I know this because my sister-in-law said years ago, after her second daughter was born, that she had a strong feeling someone else should be sitting around her kitchen table. She just couldn't shake it. And, now -- abracadabra -- he's here just in time to wrap and put under the tree.
The photo above is a view from Julianna's recovery room at the Prentice Women's Hospital at Northwestern Memorial. It was designed in the 50s by Bertrand Goldberg, the same guy behind the Marina City Towers and the River City complex. A new women's hospital is in progressand due to open in 2007.
Both of my children were born here, too. The rooms are remarkably tranquil and the odd-shaped window (just one per room) seemed rightly suited to the mind-boggling logistics of childbirth and the intense morphing our lives had just gone through. I liked how my children's first view of the world was like looking out of a fishbowl. When we held them up to the outside world, the ovals seemed to curb the expanse of it, to make it palpable but unintimidating to such tiny souls. No way these windows would keep day-olds from turning back on their tender journeys.
I asked one of my sister-in-law's nurses this week about what would happen to the building when the new hospital opened. They're not tearing it down she said. They're using it to expand the psych ward.
Photo of Prentice Women's Hospital courtesy of ArchiTech Gallery.
4 comments:
As with many other modern buildings of a sculptural nature, I had always wondered how that building would be experienced from the inside. Many modern hospitals offer intriguing compositions but bland or overwhelming interior spaces. The spaces at this hospital seem lovely and warm -- then again, Goldberg was a cut above most modernists. His embrace of the circle as a primary architectural form gave his buildings a warmly androgynous nature as opposed to the cold masculine nature of the conventional glass and concrete boxes.
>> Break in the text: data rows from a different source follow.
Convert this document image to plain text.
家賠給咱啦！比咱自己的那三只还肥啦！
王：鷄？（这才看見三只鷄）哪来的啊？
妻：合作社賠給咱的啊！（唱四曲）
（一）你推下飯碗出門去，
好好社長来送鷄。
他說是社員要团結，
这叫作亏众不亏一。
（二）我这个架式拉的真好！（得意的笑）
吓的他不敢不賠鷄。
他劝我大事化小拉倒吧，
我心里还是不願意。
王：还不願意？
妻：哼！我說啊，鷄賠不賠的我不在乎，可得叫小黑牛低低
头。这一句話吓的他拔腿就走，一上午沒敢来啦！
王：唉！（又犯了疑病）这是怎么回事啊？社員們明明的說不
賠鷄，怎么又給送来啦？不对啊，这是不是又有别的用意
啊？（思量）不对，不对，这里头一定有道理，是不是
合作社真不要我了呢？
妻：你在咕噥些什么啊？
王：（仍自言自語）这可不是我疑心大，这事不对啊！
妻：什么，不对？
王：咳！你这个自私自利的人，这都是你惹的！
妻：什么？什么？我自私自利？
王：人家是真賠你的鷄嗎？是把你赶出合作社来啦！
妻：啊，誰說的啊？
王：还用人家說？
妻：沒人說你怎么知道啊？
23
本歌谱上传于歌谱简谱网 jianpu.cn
YOu're right. Being in this builidng makes me want to look out a Marina City Towers condo or a River City one.
Also, I meant to add that the rooms are almost all pie-shaped with the door at the narrow end and the window at the wider one. I think that contributes to their calming effect because it puts visitors (most frequently, doctors, nurses, and other personnel) in a little less control when they enter and the patients (or new mothers) on stronger footing. Perhaps unintended, but it works.
Marina City units are similar to the Prentice, in that they taper from the exterior to the interior. Unfortunately, each "pie" is pretty narrow, so if you have a 1BR apartment the spaces are a bit cramped near the core, esp. the kitchen. I haven't been in a River City unit but the common atrium space is just fantastic, if a bit Portmanesque. Too bad this city doesn't have somebody like Goldberg around today.
The interior spaces at Prentice sound lovely -- I must get inside when I am in Chicago again!